After more than 50 years, "Sesame Street" still has something to teach us --- at least those of us plopped in front of it as preschoolers who never had a sense of how it came to be. The author Michael Davis presented that history in the 2008 book "Street Gang: The Complete History of 'Sesame Street,'" and now the director Marilyn Agrelo ("Mad Hot Ballroom") has made a documentary version, which takes full advantage of clips, outtakes and interviews, recent and archival.
Even those resistant to easy nostalgia will find plenty to think about.
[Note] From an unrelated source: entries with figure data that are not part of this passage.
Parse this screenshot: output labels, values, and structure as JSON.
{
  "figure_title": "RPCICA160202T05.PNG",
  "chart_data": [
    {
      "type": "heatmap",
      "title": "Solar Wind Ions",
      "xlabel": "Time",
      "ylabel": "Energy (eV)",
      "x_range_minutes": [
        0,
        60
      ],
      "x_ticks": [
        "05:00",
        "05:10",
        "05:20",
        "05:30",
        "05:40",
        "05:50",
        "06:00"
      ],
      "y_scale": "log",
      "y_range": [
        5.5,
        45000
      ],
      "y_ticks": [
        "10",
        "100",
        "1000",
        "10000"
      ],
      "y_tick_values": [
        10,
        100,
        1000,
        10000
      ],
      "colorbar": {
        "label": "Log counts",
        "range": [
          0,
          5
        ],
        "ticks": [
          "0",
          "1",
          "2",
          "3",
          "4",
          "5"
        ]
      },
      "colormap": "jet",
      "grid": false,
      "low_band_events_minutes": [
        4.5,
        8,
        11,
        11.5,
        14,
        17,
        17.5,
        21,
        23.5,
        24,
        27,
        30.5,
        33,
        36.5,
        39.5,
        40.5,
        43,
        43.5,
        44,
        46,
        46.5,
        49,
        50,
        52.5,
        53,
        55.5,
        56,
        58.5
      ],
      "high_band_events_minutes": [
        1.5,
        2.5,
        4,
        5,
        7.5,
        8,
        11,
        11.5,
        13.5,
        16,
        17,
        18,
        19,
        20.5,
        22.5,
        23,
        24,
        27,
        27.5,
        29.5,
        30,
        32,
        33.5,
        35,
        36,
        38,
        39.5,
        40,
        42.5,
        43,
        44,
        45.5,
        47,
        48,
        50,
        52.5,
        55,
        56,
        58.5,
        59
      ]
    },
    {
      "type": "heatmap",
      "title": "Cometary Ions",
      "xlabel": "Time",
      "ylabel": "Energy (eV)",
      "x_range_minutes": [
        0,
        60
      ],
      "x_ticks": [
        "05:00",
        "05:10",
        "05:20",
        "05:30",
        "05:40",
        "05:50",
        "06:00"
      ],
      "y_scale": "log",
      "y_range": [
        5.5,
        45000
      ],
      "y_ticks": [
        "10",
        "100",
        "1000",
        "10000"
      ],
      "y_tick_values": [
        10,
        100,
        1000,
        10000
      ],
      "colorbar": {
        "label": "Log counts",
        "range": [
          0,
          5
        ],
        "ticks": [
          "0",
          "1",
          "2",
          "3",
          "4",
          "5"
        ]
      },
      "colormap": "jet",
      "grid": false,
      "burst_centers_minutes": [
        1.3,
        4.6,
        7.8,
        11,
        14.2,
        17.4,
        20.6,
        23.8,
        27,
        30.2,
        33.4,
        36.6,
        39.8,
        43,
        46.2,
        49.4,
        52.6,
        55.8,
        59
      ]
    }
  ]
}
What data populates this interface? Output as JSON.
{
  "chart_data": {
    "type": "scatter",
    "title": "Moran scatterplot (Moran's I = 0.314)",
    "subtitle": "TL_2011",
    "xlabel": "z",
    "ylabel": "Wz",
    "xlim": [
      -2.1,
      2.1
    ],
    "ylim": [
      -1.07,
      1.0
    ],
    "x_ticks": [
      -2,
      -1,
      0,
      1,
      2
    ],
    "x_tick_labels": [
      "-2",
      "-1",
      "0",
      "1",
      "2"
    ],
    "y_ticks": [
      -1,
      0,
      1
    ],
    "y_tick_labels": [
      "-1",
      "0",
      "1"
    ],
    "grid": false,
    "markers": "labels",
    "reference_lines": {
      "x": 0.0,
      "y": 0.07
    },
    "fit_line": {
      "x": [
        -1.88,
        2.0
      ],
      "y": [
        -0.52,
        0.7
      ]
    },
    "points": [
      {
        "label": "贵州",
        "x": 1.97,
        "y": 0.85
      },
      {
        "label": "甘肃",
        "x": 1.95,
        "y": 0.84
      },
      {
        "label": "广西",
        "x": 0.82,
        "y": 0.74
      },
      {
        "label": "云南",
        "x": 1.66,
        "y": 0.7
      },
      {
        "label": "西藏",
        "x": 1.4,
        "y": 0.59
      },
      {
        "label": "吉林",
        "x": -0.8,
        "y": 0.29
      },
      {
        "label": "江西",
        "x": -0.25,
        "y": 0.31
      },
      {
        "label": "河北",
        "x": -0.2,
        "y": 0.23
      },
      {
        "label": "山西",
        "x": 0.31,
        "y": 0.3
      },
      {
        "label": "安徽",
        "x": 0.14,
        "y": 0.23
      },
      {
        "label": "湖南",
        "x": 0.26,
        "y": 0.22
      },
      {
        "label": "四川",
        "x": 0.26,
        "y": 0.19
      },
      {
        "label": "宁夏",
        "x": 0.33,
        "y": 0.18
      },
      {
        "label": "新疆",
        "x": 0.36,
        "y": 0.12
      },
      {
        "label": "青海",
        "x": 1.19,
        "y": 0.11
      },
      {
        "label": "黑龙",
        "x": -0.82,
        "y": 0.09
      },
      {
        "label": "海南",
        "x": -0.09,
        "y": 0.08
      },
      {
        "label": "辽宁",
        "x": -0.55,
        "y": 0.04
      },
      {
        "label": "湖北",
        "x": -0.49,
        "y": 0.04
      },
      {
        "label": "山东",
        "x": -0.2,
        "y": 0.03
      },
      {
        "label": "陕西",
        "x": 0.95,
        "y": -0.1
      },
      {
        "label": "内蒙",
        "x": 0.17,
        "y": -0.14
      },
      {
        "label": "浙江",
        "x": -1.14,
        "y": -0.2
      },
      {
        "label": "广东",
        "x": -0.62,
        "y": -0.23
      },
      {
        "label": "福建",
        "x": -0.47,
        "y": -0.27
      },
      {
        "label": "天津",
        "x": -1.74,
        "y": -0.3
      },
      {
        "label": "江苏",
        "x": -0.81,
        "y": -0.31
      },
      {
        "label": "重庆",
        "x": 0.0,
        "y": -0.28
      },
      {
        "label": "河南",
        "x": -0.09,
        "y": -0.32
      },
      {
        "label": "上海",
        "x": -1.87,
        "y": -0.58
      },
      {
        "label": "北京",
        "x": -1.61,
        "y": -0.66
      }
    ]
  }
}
As told here, the show's strategy --- using television's methods for teaching children beer jingles to teach them the alphabet instead --- could only have come together through a combination of figures: Joan Ganz Cooney (a creator of the show and the first executive director of the Children's Television Workshop); Jim Henson, who brought Muppets and just the right amount of irreverence; and the workhorse director-writer-producer Jon Stone, whose daughters say he treated the show as his third child. The show required the input of educators and psychologists and owed some of its freedom to experiment to federal investment.
The movie "Street Gang" never shakes the sense that much of this story has been told elsewhere, but it feels close to comprehensive, and the visual component --- watching characters explain the death of Mr. Hooper to Big Bird, after hearing the show's makers explain how they approached the death of the actor, Will Lee --- is crucial. There are also great flubbed takes involving Muppets.